A. L'ORGANISATION INTERNATIONALE DE LA FRANCOPHONIE : SUR LA VOIE DE LA MATURITÉ ?
1. Une programmation plus opérationnelle
Votre rapporteur pour avis tient à saluer les efforts considérables mis en oeuvre par le secrétaire général de l'OIF, M. Abdou Diouf, et son administrateur, M. Clément Duhaime, dans le sens d'une programmation plus opérationnelle, dynamique, sincère et transparente .

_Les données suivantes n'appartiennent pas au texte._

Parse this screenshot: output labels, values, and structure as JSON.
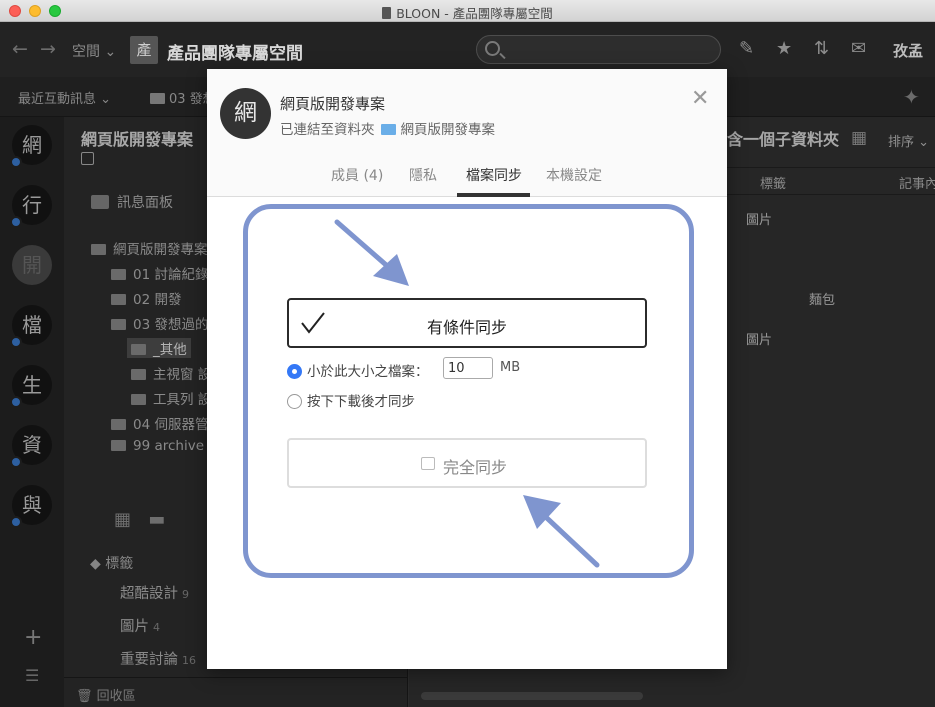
{
  "window": {
    "title": "BLOON - 產品團隊專屬空間"
  },
  "toolbar": {
    "space_label": "空間",
    "space_avatar": "產",
    "space_title": "產品團隊專屬空間",
    "user": "孜孟"
  },
  "subbar": {
    "recent": "最近互動訊息",
    "crumb": "03 發想"
  },
  "rail": {
    "avatars": [
      "網",
      "行",
      "開",
      "檔",
      "生",
      "資",
      "與"
    ]
  },
  "sidebar": {
    "title": "網頁版開發專案",
    "board": "訊息面板",
    "tree": [
      {
        "label": "網頁版開發專案"
      },
      {
        "label": "01 討論紀錄"
      },
      {
        "label": "02 開發"
      },
      {
        "label": "03 發想過的"
      },
      {
        "label": "_其他"
      },
      {
        "label": "主視窗 設"
      },
      {
        "label": "工具列 設"
      },
      {
        "label": "04 伺服器管"
      },
      {
        "label": "99 archive"
      }
    ],
    "tags_label": "標籤",
    "tags": [
      {
        "name": "超酷設計",
        "count": "9"
      },
      {
        "name": "圖片",
        "count": "4"
      },
      {
        "name": "重要討論",
        "count": "16"
      }
    ],
    "trash": "回收區"
  },
  "main": {
    "heading": "含一個子資料夾",
    "sort": "排序",
    "col_tag": "標籤",
    "col_note": "記事內",
    "cells": [
      "圖片",
      "麵包",
      "圖片"
    ]
  },
  "modal": {
    "avatar": "網",
    "title": "網頁版開發專案",
    "subtitle_prefix": "已連結至資料夾",
    "subtitle_folder": "網頁版開發專案",
    "tabs": [
      {
        "label": "成員 (4)"
      },
      {
        "label": "隱私"
      },
      {
        "label": "檔案同步"
      },
      {
        "label": "本機設定"
      }
    ],
    "active_tab": "檔案同步",
    "conditional_sync_label": "有條件同步",
    "option_size_label": "小於此大小之檔案：",
    "size_value": "10",
    "size_unit": "MB",
    "option_manual_label": "按下下載後才同步",
    "full_sync_label": "完全同步"
  },
  "colors": {
    "annotation": "#7f95cf",
    "accent": "#3478f6"
  }
}
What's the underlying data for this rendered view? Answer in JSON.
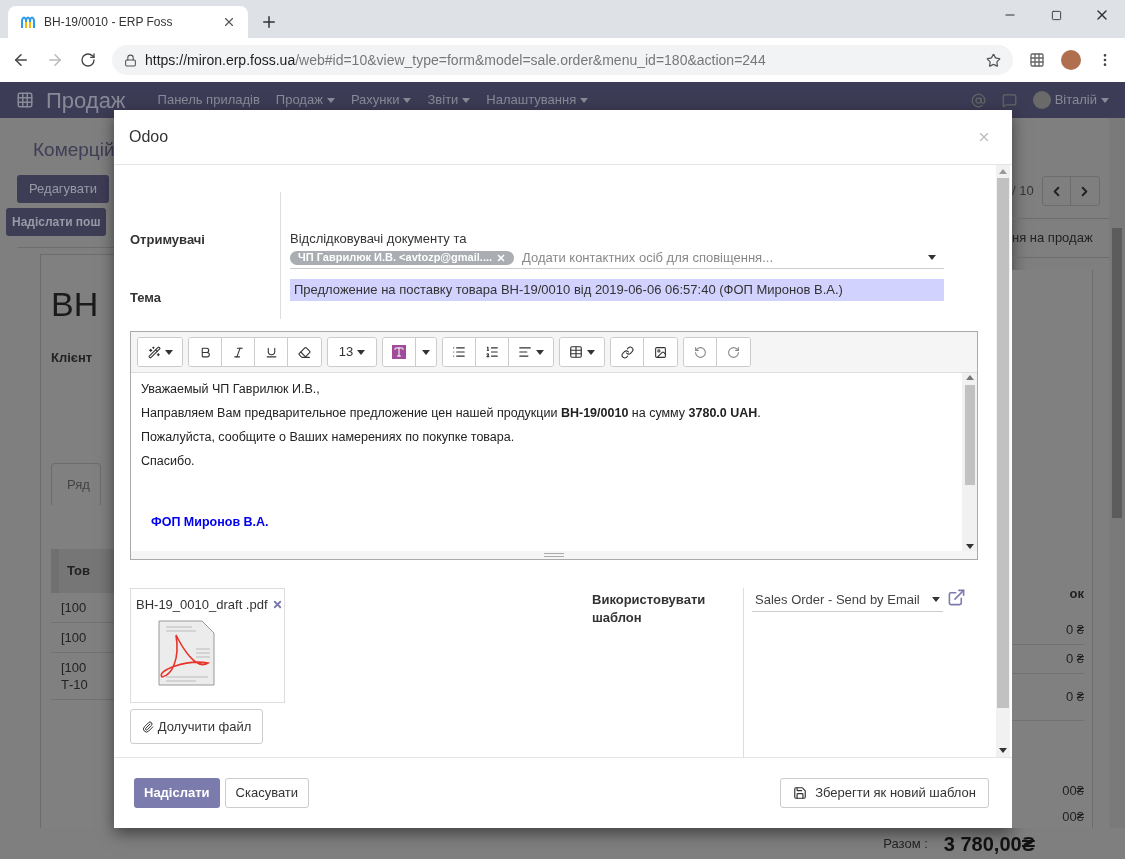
{
  "browser": {
    "tab_title": "ВН-19/0010 - ERP Foss",
    "url_host": "https://miron.erp.foss.ua",
    "url_path": "/web#id=10&view_type=form&model=sale.order&menu_id=180&action=244"
  },
  "navbar": {
    "app": "Продаж",
    "menu": [
      {
        "label": "Панель приладів",
        "has_menu": false
      },
      {
        "label": "Продаж",
        "has_menu": true
      },
      {
        "label": "Рахунки",
        "has_menu": true
      },
      {
        "label": "Звіти",
        "has_menu": true
      },
      {
        "label": "Налаштування",
        "has_menu": true
      }
    ],
    "user": "Віталій"
  },
  "background": {
    "breadcrumb": "Комерцій",
    "edit_button": "Редагувати",
    "send_button": "Надіслати пош",
    "pager": "/ 10",
    "status": "ня на продаж",
    "record_title": "ВН",
    "customer_label": "Клієнт",
    "tab": "Ряд",
    "col_left": "Тов",
    "col_right": "ок",
    "rows": [
      {
        "left": [
          "[100"
        ],
        "right": "0 ₴"
      },
      {
        "left": [
          "[100"
        ],
        "right": "0 ₴"
      },
      {
        "left": [
          "[100",
          "Т-10"
        ],
        "right": "0 ₴"
      }
    ],
    "subtotals": [
      "00₴",
      "00₴"
    ],
    "total_label": "Разом :",
    "total_value": "3 780,00₴"
  },
  "dialog": {
    "title": "Odoo",
    "recipients_label": "Отримувачі",
    "recipients_text": "Відслідковувачі документу та",
    "recipient_tags": [
      "ЧП Гаврилюк И.В. <avtozp@gmail...."
    ],
    "recipients_placeholder": "Додати контактних осіб для сповіщення...",
    "subject_label": "Тема",
    "subject": "Предложение на поставку товара ВН-19/0010 від 2019-06-06 06:57:40 (ФОП Миронов В.А.)",
    "font_size": "13",
    "body": [
      "Уважаемый ЧП Гаврилюк И.В.,",
      "Направляем Вам предварительное предложение цен нашей продукции **ВН-19/0010** на сумму **3780.0 UAH**.",
      "Пожалуйста, сообщите о Ваших намерениях по покупке товара.",
      "Спасибо."
    ],
    "signature": "ФОП Миронов В.А.",
    "attachments": [
      "ВН-19_0010_draft .pdf"
    ],
    "attach_button": "Долучити файл",
    "template_label": "Використовувати шаблон",
    "template": "Sales Order - Send by Email",
    "send_button": "Надіслати",
    "cancel_button": "Скасувати",
    "save_template_button": "Зберегти як новий шаблон"
  }
}
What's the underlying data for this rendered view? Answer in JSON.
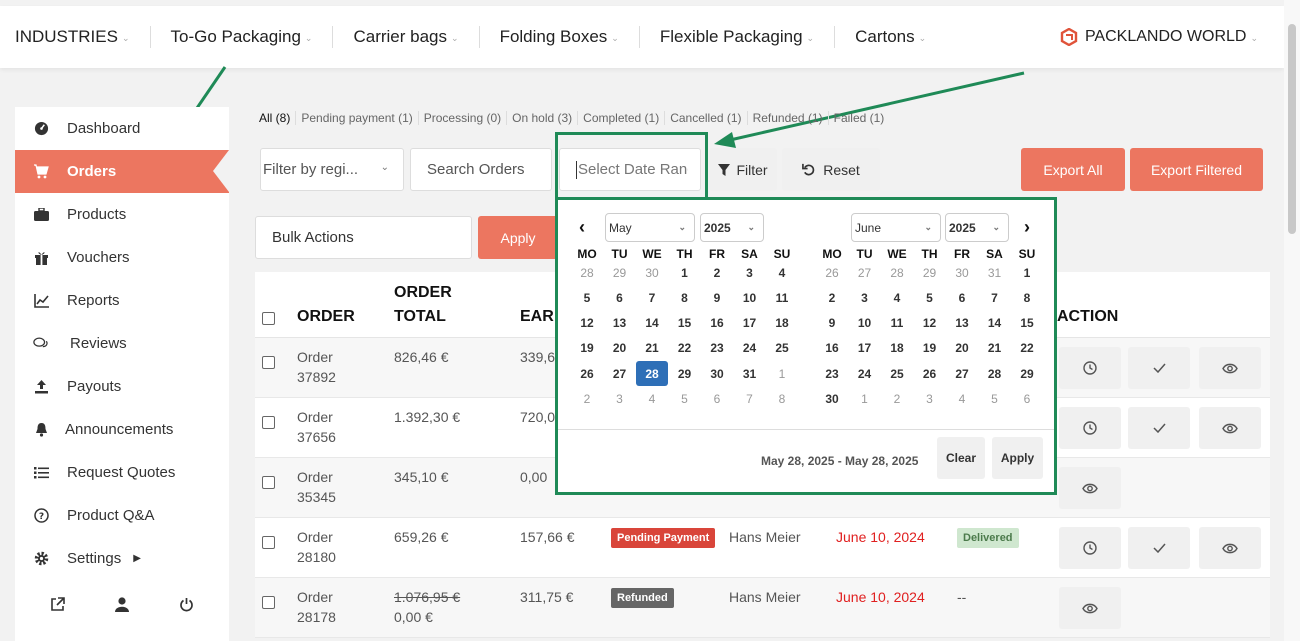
{
  "topnav": {
    "items": [
      "INDUSTRIES",
      "To-Go Packaging",
      "Carrier bags",
      "Folding Boxes",
      "Flexible Packaging",
      "Cartons"
    ],
    "brand": "PACKLANDO WORLD",
    "accent": "#ec7660"
  },
  "sidebar": {
    "items": [
      {
        "label": "Dashboard",
        "icon": "dashboard-icon"
      },
      {
        "label": "Orders",
        "icon": "cart-icon",
        "active": true
      },
      {
        "label": "Products",
        "icon": "briefcase-icon"
      },
      {
        "label": "Vouchers",
        "icon": "gift-icon"
      },
      {
        "label": "Reports",
        "icon": "chart-icon"
      },
      {
        "label": "Reviews",
        "icon": "comments-icon"
      },
      {
        "label": "Payouts",
        "icon": "upload-icon"
      },
      {
        "label": "Announcements",
        "icon": "bell-icon"
      },
      {
        "label": "Request Quotes",
        "icon": "list-icon"
      },
      {
        "label": "Product Q&A",
        "icon": "question-icon"
      },
      {
        "label": "Settings",
        "icon": "gear-icon"
      }
    ]
  },
  "tabs": [
    "All (8)",
    "Pending payment (1)",
    "Processing (0)",
    "On hold (3)",
    "Completed (1)",
    "Cancelled (1)",
    "Refunded (1)",
    "Failed (1)"
  ],
  "filters": {
    "region_placeholder": "Filter by regi...",
    "search_placeholder": "Search Orders",
    "date_placeholder": "Select Date Rang",
    "filter_label": "Filter",
    "reset_label": "Reset",
    "export_all": "Export All",
    "export_filtered": "Export Filtered",
    "bulk_actions": "Bulk Actions",
    "apply": "Apply"
  },
  "table": {
    "headers": {
      "order": "ORDER",
      "total_1": "ORDER",
      "total_2": "TOTAL",
      "earnings": "EAR",
      "action": "ACTION"
    },
    "rows": [
      {
        "order_1": "Order",
        "order_2": "37892",
        "total": "826,46 €",
        "earnings": "339,6"
      },
      {
        "order_1": "Order",
        "order_2": "37656",
        "total": "1.392,30 €",
        "earnings": "720,0"
      },
      {
        "order_1": "Order",
        "order_2": "35345",
        "total": "345,10 €",
        "earnings": "0,00"
      },
      {
        "order_1": "Order",
        "order_2": "28180",
        "total": "659,26 €",
        "earnings": "157,66 €",
        "status": "Pending Payment",
        "customer": "Hans Meier",
        "date": "June 10, 2024",
        "shipping": "Delivered"
      },
      {
        "order_1": "Order",
        "order_2": "28178",
        "total": "1.076,95 €",
        "total_new": "0,00 €",
        "earnings": "311,75 €",
        "status": "Refunded",
        "customer": "Hans Meier",
        "date": "June 10, 2024",
        "shipping": "--"
      }
    ]
  },
  "calendar": {
    "left": {
      "month": "May",
      "year": "2025"
    },
    "right": {
      "month": "June",
      "year": "2025"
    },
    "dow": [
      "MO",
      "TU",
      "WE",
      "TH",
      "FR",
      "SA",
      "SU"
    ],
    "left_days": [
      [
        "28",
        "29",
        "30",
        "1",
        "2",
        "3",
        "4"
      ],
      [
        "5",
        "6",
        "7",
        "8",
        "9",
        "10",
        "11"
      ],
      [
        "12",
        "13",
        "14",
        "15",
        "16",
        "17",
        "18"
      ],
      [
        "19",
        "20",
        "21",
        "22",
        "23",
        "24",
        "25"
      ],
      [
        "26",
        "27",
        "28",
        "29",
        "30",
        "31",
        "1"
      ],
      [
        "2",
        "3",
        "4",
        "5",
        "6",
        "7",
        "8"
      ]
    ],
    "right_days": [
      [
        "26",
        "27",
        "28",
        "29",
        "30",
        "31",
        "1"
      ],
      [
        "2",
        "3",
        "4",
        "5",
        "6",
        "7",
        "8"
      ],
      [
        "9",
        "10",
        "11",
        "12",
        "13",
        "14",
        "15"
      ],
      [
        "16",
        "17",
        "18",
        "19",
        "20",
        "21",
        "22"
      ],
      [
        "23",
        "24",
        "25",
        "26",
        "27",
        "28",
        "29"
      ],
      [
        "30",
        "1",
        "2",
        "3",
        "4",
        "5",
        "6"
      ]
    ],
    "range_text": "May 28, 2025 - May 28, 2025",
    "clear": "Clear",
    "apply": "Apply",
    "highlight_color": "#1f8a57"
  }
}
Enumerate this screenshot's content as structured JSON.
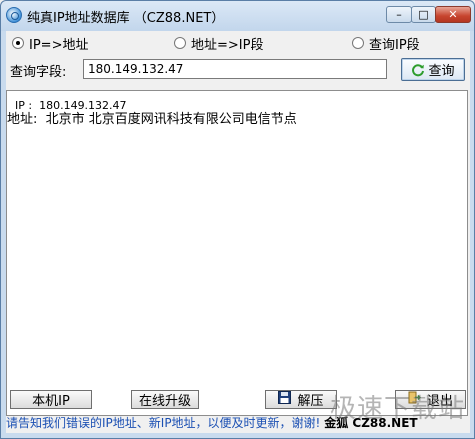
{
  "window": {
    "title": "纯真IP地址数据库 （CZ88.NET）"
  },
  "titlebar": {
    "min_symbol": "–",
    "max_symbol": "□",
    "close_symbol": "✕"
  },
  "modes": {
    "ip_to_addr": "IP=>地址",
    "addr_to_ip": "地址=>IP段",
    "query_ip_range": "查询IP段",
    "selected": "ip_to_addr"
  },
  "query": {
    "label": "查询字段:",
    "value": "180.149.132.47",
    "button_label": "查询"
  },
  "result": {
    "line1": "IP :  180.149.132.47",
    "line2": "地址:  北京市 北京百度网讯科技有限公司电信节点"
  },
  "bottom_buttons": {
    "local_ip": "本机IP",
    "online_upgrade": "在线升级",
    "decode": "解压",
    "exit": "退出"
  },
  "status": {
    "text": "请告知我们错误的IP地址、新IP地址，以便及时更新，谢谢!",
    "brand": "金狐 CZ88.NET"
  },
  "watermark": {
    "text": "极速下载站"
  },
  "colors": {
    "title_bg": "#c2d6ec",
    "close_button": "#c7442e",
    "status_text": "#1a4fb3",
    "refresh_icon": "#2e9d2e"
  },
  "icons": {
    "app": "globe-icon",
    "query": "refresh-icon",
    "decode": "floppy-disk-icon",
    "exit": "exit-icon"
  }
}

Le ministère des affaires étrangères estime, en effet, que les principaux objectifs impartis par les bailleurs de fonds à l'OIF ont été atteints :
- la part des charges de gestion a régulièrement diminué (jusqu'à un rythme de - 2,7 % par an en 2007 et 2008) au bénéfice des dépenses de programmes qui ont pu progresser, ainsi, de 12 millions d'euros en quatre ans (soit une croissance de 40 %) ;
- le ratio des dépenses de fonctionnement par rapport aux dépenses de programmation est passé de 45 %/55 % en début de période quadriennale, à 37 %/63 % à la fin de 2009. Cet équilibre a vocation à encore s'améliorer dès lors que les charges d'exécution de la programmation seront intégrées aux dépenses de programme (aujourd'hui encore, certains frais de déplacement dans le cadre de l'exécution d'une mission d'observation électorale sont comptabilisés en dépenses de fonctionnement) ;
- la consommation des crédits a parallèlement progressé de six points ;
- le financement a évolué à la suite d'efforts systématiques afin de :
• réduire les arriérés (en
2009, 4 % des contributions obligatoires n'ont toutefois toujours pas
été versées, le sommet de Montreux devait être
l'occasion de rappeler à l'ordre les pays concernés) ;
• accroître le recours aux contributions
extérieures, en provenance, par exemple, d'organismes et de programmes
extérieurs tels que l'Organisation mondiale du commerce ou le programme
des Nations unies pour le développement, ou encore de pays non membres
de l'OIF tels que le Japon. À titre d'exemple, près de 30 %
du budget de l'Institut de l'énergie et de l'environnement pour la
Francophonie à Québec est couvert par ces nouvelles sources de
financement, ainsi que des activités plus classiques tels que des
centres de lecture ou notre espace IFADEM (initiative francophone pour la
formation à distance des maîtres) au Bénin (ce projet
bénéficie des soutiens conjugués de l'OIF, de l'AUF et de
la direction générale de la mondialisation du ministère
des affaires étrangères).
La Cour des comptes, commissaire aux comptes de l'OIF, a dressé un bilan positif de la mise en oeuvre de ses recommandations (18 sur 22). L'entrée en vigueur de la comptabilité analytique en 2011 et l'achèvement des dispositifs de contrôle interne devraient compléter les réformes en cours dans le sens d'une transparence et d'une sincérité accrues des dépenses.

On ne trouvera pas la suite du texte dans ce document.